Publication: Mis à jour:
BUDGET ACCOUNT
shutterstock
Imprimer

Les Tunisiens n’ont toujours pas accès aux informations budgétaires. Selon une enquête sur le budget ouvert relative à l’année 2017, la Tunisie met à la disposition des citoyens des informations budgétaires minimales.

tunisie

Avec un score de 39 points/100, la Tunisie se place loin derrière la Jordanie, le Maroc et l’Égypte.
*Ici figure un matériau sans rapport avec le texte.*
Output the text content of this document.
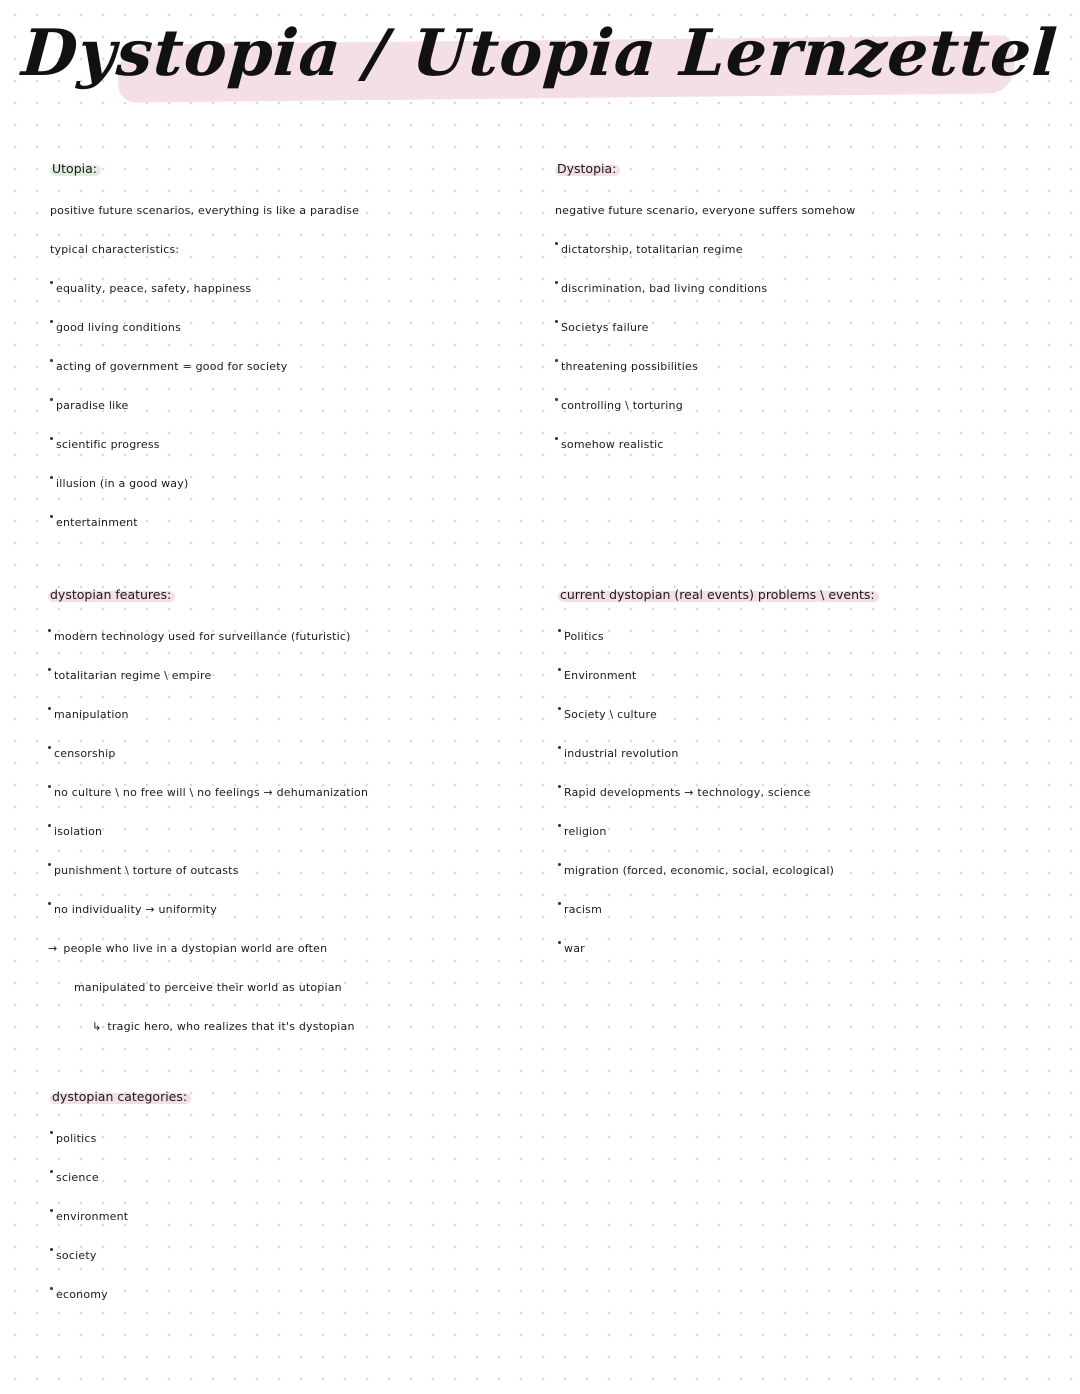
Dystopia / Utopia Lernzettel
Utopia:
positive future scenarios, everything is like a paradise
typical characteristics:
equality, peace, safety, happiness
good living conditions
acting of government = good for society
paradise like
scientific progress
illusion (in a good way)
entertainment
Dystopia:
negative future scenario, everyone suffers somehow
dictatorship, totalitarian regime
discrimination, bad living conditions
Societys failure
threatening possibilities
controlling \ torturing
somehow realistic
dystopian features:
modern technology used for surveillance (futuristic)
totalitarian regime \ empire
manipulation
censorship
no culture \ no free will \ no feelings → dehumanization
isolation
punishment \ torture of outcasts
no individuality → uniformity
→ people who live in a dystopian world are often
manipulated to perceive their world as utopian
↳ tragic hero, who realizes that it's dystopian
current dystopian (real events) problems \ events:
Politics
Environment
Society \ culture
industrial revolution
Rapid developments → technology, science
religion
migration (forced, economic, social, ecological)
racism
war
dystopian categories:
politics
science
environment
society
economy
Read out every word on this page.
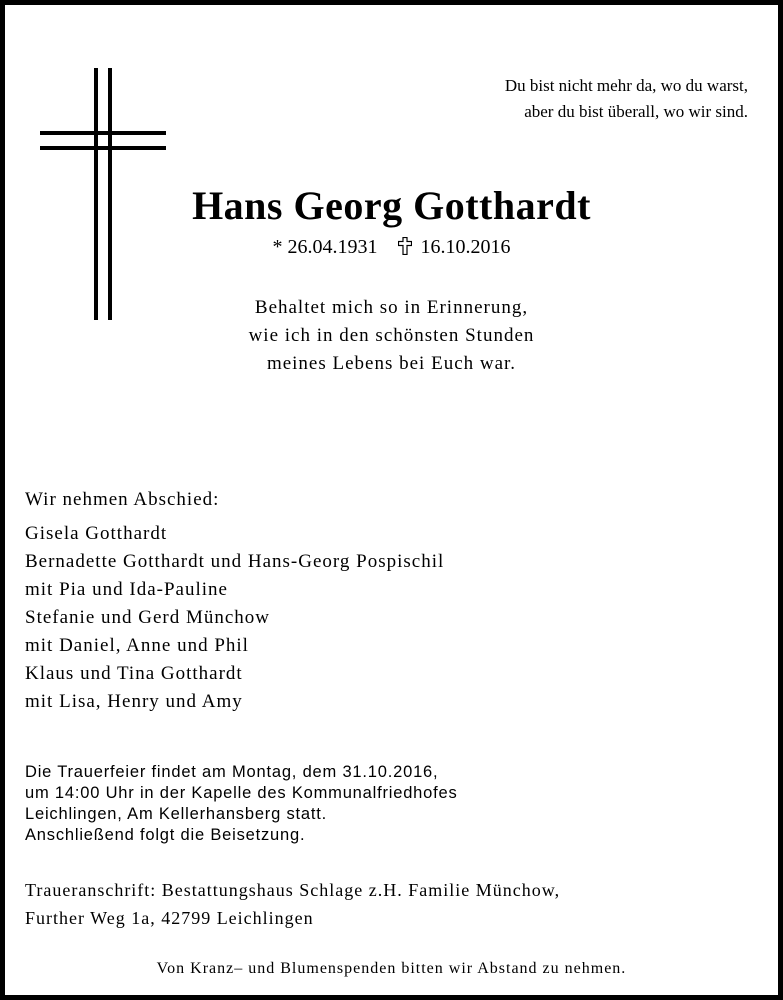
Du bist nicht mehr da, wo du warst,
aber du bist überall, wo wir sind.
Hans Georg Gotthardt
* 26.04.1931 16.10.2016
Behaltet mich so in Erinnerung,
wie ich in den schönsten Stunden
meines Lebens bei Euch war.
Wir nehmen Abschied:
Gisela Gotthardt
Bernadette Gotthardt und Hans-Georg Pospischil
mit Pia und Ida-Pauline
Stefanie und Gerd Münchow
mit Daniel, Anne und Phil
Klaus und Tina Gotthardt
mit Lisa, Henry und Amy
Die Trauerfeier findet am Montag, dem 31.10.2016,
um 14:00 Uhr in der Kapelle des Kommunalfriedhofes
Leichlingen, Am Kellerhansberg statt.
Anschließend folgt die Beisetzung.
Traueranschrift: Bestattungshaus Schlage z.H. Familie Münchow,
Further Weg 1a, 42799 Leichlingen
Von Kranz– und Blumenspenden bitten wir Abstand zu nehmen.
Elle est ainsi classée 70ème dans l’enquête sur le budget ouvertpublié tous les deux ans par l’International Budget Partnership (IBP), et ce dans le cadre d’un programme de recherche en collaboration avec le département des études et de la documentation de l’Union générale tunisienne du travail (UGTT).

tunisie

Il faut bien comprendre que le calcul de l’indice du budget ouvert s’appuie sur un ensemble de critères quantitatifs fixés à la lumière des normes internationales dans le domaine, dont ceux procédés par l'Organisation de coopération et de développement économiques (OCDE), l’initiative internationale de la transparence fiscale ainsi que la Banque Mondiale.

L’objectif recherché est d’évaluer l’engagement des gouvernements centraux, en ce qui concerne la fourniture de 8 principaux documents budgétaires, sa diffusion au public, au temps opportun et la vérification s’ils présentent les informations budgétaires de manière complète et précise.

S’agissant de la participation du public dans la budgétisation, le rapport signale que la Tunisie a enregistré un score de 2 sur 100, ce qui signifie que les possibilités offertes au public de participer au processus budgétaire sont faibles. Ce score est inférieur à la moyenne globale de 12, note le document.

Malgré sa faible note, la Tunisie affiche un rendement meilleur que ses voisins. En effet, l’Algérie et le Maroc ont obtenu un score nul.

tunisie

D’un autre côté, le rapport révèle que le corps législatif assure un contrôle limité pendant le cycle budgétaire. La Tunisie a affiché un score de 35 sur 100. Ce score indique que le corps législatif assure un contrôle approprié pendant la phase de planification du cycle budgétaire et aucun contrôle pendant la phase de mise en œuvre du cycle budgétaire.

Ce mauvais score est dû à plusieurs obstacles, précise le rapport. Il explique que le corps législatif ne débat pas officiellement de la politique budgétaire préalablement à la présentation du Projet de budget de l'exécutif. De plus, la commission législative n'examine pas ou ne publie pas de rapports sur la mise en œuvre du budget de l'année en ligne. Il a aussi relevé que le parlement n'est pas consulté avant que le gouvernement ne transfère des fonds du budget approuvé entre les unités administratives, ne dépense des recettes imprévues et ne réduise les dépenses en raison des recettes insuffisantes.

D’autre part, le document fait remarquer que la Cour des comptes assure un contrôle budgétaire faible.

Pour améliorer la situation, plusieurs recommandations ont été émises. Ainsi, la Tunisie est appelée à faire plus d’effort notamment en ce qui concerne la diffusion sur Internet du rapport de département de la cour des comptes, 18 mois avant la clôture de l’exercice comptable.

Le rapport recommande de présenter plus d’informations sur le projet de loi de finances, en fournissant plus de détails sur la composition détaillée des dépenses et ressources, ainsi que les données qualitatives et la manière de rapprocher les caractéristiques du budget aux politiques du gouvernement et la mise en place des mécanismes modèles innovants (audit social/ citoyenneté), permettant aux citoyens d’échanger leurs points de vue avec les responsables gouvernementaux sur la budgétisation et le suivi.